Despite his success, Thomas’s conservative family had never been enthusiastic about his decision to pursue filmmaking. “Filmmaking was something not done by people like us.” What’s more, “There were tremendous tussles with my family when my political direction was established.” Thomas’ films, whose subjects range from obesity, to twins, to human sexuality, often transcend politics. He describes himself as politically “wide awake…I don’t follow ideologies. Ideologies are bloody dangerous.” His prescription is “Go by the facts. Go by the truth. Go by what’s happening.”
In their pursuit of the truth, three of his films about Islam and human rights abuses in the Middle East hold a broad appeal to people from all side of the political spectrum.
His 2008 film The Qur’an is notable for its frank discussion of the holy text’s shadowy origins and, specifically, some of its controversial sexist verses, like “those wives you fear may be rebellious, admonish and beat them.” The 1980 documentary Death of a Princess is about a Saudi girl’s tragic attempt to break free from the rigid society in which she lived. Thomas recalls, “She was a sad girl who fell in love with a guy and made pathetic attempt to escape her country with him.
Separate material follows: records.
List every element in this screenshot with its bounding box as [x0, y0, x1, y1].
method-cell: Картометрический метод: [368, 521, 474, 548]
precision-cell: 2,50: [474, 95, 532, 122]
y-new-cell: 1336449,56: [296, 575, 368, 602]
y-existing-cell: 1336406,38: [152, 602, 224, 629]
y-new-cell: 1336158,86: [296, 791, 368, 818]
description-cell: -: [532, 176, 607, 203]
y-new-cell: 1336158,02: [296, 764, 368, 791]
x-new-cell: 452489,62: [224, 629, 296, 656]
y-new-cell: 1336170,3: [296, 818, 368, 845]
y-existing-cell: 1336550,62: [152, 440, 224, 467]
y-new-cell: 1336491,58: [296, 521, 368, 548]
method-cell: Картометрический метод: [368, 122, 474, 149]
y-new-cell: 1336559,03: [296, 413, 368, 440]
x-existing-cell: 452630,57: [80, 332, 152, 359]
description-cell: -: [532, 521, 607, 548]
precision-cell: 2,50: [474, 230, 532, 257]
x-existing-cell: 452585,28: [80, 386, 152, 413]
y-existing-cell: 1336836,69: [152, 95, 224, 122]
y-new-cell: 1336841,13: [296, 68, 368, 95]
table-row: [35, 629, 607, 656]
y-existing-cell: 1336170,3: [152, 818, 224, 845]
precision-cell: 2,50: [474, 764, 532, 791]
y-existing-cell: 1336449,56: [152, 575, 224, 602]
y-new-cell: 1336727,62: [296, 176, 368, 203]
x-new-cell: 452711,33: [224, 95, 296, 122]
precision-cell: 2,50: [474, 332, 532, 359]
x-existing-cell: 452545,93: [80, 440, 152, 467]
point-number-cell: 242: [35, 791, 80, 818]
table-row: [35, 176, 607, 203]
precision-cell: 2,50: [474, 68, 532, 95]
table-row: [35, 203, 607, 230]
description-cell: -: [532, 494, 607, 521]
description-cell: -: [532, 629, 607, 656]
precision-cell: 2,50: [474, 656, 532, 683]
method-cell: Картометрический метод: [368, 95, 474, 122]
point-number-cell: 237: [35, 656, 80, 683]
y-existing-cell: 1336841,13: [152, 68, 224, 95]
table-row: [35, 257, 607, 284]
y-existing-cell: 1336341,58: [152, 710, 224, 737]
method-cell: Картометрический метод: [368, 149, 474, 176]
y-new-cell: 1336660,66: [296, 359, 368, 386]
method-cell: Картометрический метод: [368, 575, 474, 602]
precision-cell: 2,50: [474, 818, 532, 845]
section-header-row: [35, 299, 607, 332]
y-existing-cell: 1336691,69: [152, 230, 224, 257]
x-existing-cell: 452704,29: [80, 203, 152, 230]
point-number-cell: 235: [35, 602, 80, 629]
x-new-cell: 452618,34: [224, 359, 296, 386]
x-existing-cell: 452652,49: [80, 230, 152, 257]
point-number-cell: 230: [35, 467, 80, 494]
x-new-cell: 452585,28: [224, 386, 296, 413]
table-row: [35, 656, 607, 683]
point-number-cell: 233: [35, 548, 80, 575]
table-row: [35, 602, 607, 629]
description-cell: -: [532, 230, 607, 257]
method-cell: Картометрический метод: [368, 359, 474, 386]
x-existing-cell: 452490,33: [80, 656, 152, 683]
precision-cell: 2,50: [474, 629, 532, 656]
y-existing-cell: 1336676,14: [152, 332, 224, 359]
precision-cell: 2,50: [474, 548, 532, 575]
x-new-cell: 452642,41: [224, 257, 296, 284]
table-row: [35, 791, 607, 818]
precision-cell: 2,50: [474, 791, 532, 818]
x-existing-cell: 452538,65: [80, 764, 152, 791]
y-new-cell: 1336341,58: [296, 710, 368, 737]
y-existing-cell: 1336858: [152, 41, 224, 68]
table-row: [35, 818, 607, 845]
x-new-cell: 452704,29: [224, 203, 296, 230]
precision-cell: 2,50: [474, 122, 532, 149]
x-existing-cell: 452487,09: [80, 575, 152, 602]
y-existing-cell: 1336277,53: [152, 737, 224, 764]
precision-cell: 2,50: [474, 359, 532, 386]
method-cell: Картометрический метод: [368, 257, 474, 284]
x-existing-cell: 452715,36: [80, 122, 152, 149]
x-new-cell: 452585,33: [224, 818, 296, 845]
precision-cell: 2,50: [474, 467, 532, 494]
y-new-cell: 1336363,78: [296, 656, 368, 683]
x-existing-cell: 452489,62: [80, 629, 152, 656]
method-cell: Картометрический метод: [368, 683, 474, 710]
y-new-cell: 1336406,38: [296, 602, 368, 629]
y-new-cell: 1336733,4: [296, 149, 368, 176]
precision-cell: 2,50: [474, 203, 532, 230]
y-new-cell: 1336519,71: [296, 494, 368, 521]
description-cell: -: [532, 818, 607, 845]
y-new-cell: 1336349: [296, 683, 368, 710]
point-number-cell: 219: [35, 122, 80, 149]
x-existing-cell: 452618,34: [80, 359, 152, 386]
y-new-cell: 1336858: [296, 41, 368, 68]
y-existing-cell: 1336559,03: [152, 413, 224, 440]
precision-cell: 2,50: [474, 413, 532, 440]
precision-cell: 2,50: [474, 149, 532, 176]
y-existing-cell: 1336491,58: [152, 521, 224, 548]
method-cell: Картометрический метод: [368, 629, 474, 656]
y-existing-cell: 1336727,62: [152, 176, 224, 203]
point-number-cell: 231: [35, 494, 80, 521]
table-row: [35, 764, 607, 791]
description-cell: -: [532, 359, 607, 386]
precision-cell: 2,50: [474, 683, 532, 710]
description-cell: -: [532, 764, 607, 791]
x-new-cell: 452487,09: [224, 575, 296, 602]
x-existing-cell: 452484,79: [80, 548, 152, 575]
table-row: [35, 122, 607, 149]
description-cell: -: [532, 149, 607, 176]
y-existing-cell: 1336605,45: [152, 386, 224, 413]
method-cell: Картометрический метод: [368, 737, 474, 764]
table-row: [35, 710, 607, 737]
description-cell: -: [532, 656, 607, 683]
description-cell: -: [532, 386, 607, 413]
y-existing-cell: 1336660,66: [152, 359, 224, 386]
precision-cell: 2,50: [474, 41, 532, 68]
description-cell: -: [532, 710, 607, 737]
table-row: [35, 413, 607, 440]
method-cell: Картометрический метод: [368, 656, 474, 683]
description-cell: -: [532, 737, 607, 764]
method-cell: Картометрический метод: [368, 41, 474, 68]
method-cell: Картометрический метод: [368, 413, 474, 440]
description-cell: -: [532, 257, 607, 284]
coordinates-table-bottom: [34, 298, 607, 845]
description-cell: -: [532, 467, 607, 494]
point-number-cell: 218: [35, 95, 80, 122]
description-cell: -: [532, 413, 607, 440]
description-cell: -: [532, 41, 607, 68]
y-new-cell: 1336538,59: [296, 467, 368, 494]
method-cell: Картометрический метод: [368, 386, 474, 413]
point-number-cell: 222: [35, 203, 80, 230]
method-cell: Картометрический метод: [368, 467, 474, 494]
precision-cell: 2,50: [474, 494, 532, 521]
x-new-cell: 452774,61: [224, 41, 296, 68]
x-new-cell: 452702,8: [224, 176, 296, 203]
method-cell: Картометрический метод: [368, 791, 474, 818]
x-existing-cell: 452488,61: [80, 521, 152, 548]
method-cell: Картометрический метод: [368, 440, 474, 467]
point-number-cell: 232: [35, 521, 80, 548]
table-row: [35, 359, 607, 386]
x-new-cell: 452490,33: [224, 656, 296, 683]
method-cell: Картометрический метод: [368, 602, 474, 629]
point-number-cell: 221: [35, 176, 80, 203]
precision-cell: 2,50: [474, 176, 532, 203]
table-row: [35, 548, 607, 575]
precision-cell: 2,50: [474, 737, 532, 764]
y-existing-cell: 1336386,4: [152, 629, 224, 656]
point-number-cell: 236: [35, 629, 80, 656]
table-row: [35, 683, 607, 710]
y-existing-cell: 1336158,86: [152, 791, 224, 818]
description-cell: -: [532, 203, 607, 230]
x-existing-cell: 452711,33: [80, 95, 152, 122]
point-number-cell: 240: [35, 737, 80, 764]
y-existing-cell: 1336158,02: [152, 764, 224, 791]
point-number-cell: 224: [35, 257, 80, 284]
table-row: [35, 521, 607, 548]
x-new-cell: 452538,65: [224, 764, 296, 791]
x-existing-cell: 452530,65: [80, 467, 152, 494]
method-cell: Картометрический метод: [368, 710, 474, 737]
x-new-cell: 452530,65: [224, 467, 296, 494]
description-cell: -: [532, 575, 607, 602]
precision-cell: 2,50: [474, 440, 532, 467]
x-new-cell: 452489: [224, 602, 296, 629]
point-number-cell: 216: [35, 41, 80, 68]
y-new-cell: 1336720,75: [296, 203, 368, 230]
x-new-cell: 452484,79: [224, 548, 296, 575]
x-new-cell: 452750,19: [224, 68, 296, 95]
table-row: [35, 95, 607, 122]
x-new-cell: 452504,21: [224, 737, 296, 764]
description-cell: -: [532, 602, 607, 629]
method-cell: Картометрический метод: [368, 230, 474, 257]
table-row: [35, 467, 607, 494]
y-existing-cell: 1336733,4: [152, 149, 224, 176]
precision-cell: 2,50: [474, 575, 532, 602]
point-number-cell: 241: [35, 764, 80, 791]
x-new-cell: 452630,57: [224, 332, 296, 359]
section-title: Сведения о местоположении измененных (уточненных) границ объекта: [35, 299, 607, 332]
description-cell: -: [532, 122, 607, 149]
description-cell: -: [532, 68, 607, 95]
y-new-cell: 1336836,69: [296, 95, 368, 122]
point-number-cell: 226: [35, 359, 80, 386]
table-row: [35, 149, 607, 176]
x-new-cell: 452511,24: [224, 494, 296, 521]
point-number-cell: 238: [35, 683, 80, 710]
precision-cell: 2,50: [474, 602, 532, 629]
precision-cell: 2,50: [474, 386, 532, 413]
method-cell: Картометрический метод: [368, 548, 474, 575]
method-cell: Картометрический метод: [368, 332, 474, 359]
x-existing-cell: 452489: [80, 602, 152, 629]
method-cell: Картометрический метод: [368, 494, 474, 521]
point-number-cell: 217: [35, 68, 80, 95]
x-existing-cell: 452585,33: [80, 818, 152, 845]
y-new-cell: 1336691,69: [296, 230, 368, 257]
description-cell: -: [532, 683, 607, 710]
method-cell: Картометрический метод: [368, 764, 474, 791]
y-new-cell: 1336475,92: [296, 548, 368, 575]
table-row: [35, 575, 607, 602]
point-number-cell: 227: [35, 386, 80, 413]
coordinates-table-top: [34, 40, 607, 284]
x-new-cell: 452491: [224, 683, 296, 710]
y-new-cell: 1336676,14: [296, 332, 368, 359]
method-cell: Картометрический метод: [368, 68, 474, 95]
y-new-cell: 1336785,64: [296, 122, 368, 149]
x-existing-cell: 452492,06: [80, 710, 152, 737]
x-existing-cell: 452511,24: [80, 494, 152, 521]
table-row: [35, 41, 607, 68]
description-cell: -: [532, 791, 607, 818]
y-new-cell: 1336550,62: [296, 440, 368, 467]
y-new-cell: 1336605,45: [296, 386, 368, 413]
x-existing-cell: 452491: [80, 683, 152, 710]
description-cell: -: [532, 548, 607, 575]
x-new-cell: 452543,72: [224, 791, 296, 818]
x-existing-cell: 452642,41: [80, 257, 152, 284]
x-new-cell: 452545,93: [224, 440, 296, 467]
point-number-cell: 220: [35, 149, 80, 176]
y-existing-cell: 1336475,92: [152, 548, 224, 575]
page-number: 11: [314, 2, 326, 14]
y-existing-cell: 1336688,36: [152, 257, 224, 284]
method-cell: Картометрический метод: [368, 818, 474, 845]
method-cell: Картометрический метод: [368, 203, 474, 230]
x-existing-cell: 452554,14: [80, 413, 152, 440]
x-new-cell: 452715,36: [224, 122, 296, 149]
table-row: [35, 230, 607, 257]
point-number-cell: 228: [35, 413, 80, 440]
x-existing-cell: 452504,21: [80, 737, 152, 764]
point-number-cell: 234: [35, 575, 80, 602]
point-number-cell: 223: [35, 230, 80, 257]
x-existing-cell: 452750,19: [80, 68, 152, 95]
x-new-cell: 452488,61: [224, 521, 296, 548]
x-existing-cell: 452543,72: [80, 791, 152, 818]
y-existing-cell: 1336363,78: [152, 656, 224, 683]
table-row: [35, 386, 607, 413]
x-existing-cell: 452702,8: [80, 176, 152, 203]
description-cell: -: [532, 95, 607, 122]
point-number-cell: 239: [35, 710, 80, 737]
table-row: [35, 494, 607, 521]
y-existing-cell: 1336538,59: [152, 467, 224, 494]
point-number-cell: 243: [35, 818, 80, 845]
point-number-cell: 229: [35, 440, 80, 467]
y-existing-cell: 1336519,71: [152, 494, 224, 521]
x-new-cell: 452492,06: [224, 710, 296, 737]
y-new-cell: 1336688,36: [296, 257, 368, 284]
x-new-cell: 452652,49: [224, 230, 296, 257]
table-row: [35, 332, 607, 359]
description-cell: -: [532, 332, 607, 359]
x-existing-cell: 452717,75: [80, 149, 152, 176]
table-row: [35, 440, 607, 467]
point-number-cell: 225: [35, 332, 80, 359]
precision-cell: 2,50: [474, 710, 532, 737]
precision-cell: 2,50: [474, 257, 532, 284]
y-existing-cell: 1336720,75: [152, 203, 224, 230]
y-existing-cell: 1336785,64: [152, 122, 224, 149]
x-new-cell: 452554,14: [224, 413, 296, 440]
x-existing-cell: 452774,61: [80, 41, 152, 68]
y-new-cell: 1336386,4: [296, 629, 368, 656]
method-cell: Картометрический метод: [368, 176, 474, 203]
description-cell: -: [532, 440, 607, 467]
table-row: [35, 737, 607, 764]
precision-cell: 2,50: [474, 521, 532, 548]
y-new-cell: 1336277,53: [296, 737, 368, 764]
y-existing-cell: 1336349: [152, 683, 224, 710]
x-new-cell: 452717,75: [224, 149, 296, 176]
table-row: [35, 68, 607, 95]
Her grandfather [a Saudi prince] felt that he had had his masculinity belittled by her, so he had her killed.” And his most recent film, For Neda, is a moving account of how one young Iranian woman’s desire for freedom also led to her death.
Though the pursuit of freedom is a common feature of his films, what Thomas says is more important is the human element of each story he tells. Nearing the end of our conversation, Thomas humbly explains his passion for documentary making: “It’s such a privilege to be immersed in other people’s lives. I love it. I can’t stop.”